Google will open an artificial intelligence campus in South Korea before the end of this year, marking the company's first such facility outside the United Kingdom. The announcement came on Monday after Google DeepMind CEO Demis Hassabis met President Lee Jae Myung at Cheong Wa Dae in Seoul.
Campus to Foster Collaboration with Korean Startups
The campus is designed to connect Google researchers with Korean startups and engineers. Seoul specifically requested that Hassabis send at least 10 Google researchers from the U.S. headquarters, and he agreed on the spot.
Korea's Science Ministry and Google DeepMind also signed a memorandum of understanding covering joint AI research, skills development, and responsible AI use. The deal is expected to support Korea's 'K-Moonshot' project, an ambitious national program targeting 12 major challenges—from advanced biotech to space and semiconductors—using AI by 2035.
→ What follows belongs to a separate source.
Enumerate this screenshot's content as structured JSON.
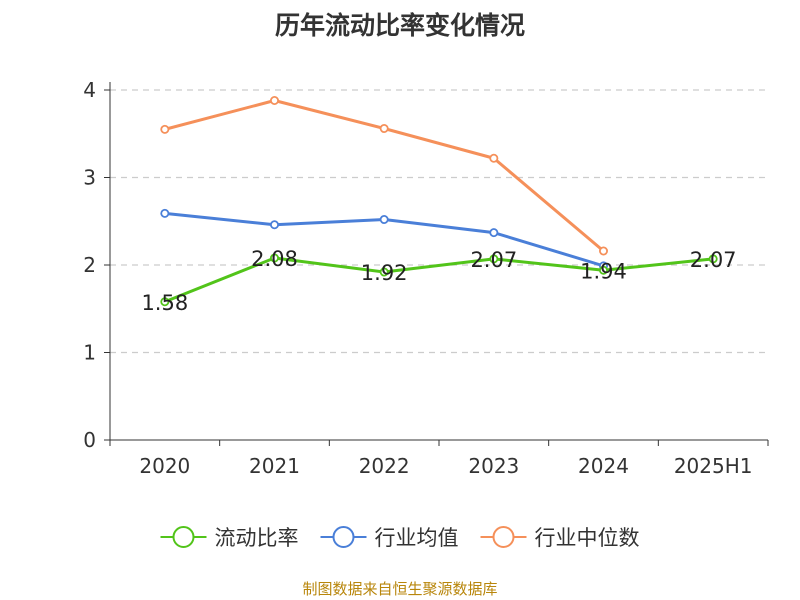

The AlphaGo Moment, Ten Years Later
The visit carries symbolic weight. A decade ago, DeepMind's AlphaGo beat Korean Go legend Lee Se-dol 4–1 at the Four Seasons Hotel in Seoul—the same venue where Monday's MOU was signed. Hassabis marked the anniversary by gifting President Lee a Go board signed by both himself and Lee Se-dol.
That 2016 match is widely credited with kicking off the modern AI era. Since then, DeepMind's AlphaFold cracked one of biology's hardest problems—predicting protein structures—earning Hassabis a share of the 2024 Nobel Prize in Chemistry.
Korea Pitching Itself as an AI Industrial Hub
Hassabis described South Korea as a 'great industrial base' across key AI sectors, from chips to robotics. He said DeepMind wants deeper ties with Samsung, SK Hynix, Hyundai's Boston Dynamics, and LG.
Hassabis is the latest AI heavyweight to visit Seoul. President Lee has also hosted OpenAI's Sam Altman, Nvidia's Jensen Huang, and SoftBank's Masayoshi Son in recent months.